Lecythis poiteaui

Scientific classification
- Kingdom: Plantae
- Clade: Tracheophytes
- Clade: Angiosperms
- Clade: Eudicots
- Clade: Asterids
- Order: Ericales
- Family: Lecythidaceae
- Genus: Lecythis
- Species: L. poiteaui
- Binomial name: Lecythis poiteaui O.Berg

= Lecythis poiteaui =

- Genus: Lecythis
- Species: poiteaui
- Authority: O.Berg

Species of plant

Lecythis poiteaui (Lecythidaceae) of the Guianas and eastern Brazil, commonly called Jarana Amarela, is a rainforest tree of non-flooding forests, reaching canopy-height (around 40 meters or 130 feet). The leaves are deciduous (dry season), elliptic, to 10.5 inches (26 centimeters) long by up to four inches (10 centimeters) wide, with crenulate edges.

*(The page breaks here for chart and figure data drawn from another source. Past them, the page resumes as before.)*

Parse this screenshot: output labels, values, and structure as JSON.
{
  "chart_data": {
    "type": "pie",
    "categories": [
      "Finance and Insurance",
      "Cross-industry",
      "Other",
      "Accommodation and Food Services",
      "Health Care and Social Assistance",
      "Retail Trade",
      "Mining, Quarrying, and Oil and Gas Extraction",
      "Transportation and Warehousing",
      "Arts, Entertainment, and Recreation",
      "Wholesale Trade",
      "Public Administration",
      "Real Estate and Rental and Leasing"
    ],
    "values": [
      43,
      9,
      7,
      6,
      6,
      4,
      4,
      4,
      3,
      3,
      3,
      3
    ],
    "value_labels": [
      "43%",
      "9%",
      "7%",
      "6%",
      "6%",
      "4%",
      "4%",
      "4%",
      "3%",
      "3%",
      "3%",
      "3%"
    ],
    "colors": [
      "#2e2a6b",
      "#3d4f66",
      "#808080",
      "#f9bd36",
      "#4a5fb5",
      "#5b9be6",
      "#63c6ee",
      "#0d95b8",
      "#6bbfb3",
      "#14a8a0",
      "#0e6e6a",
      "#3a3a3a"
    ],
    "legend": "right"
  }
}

Inflorescences unbranched racemes up to 12 inches (30 cm) in length, usually at the tip of branches with 2 to 7 widely spaced, oddly shaped creme de minthe or white flowers, having around 1,000 stamens each. Fruit globose 1.25 inches (three cm) by one inch (2.5 cm) with 4 to 6 brown, aril-covered seeds in each.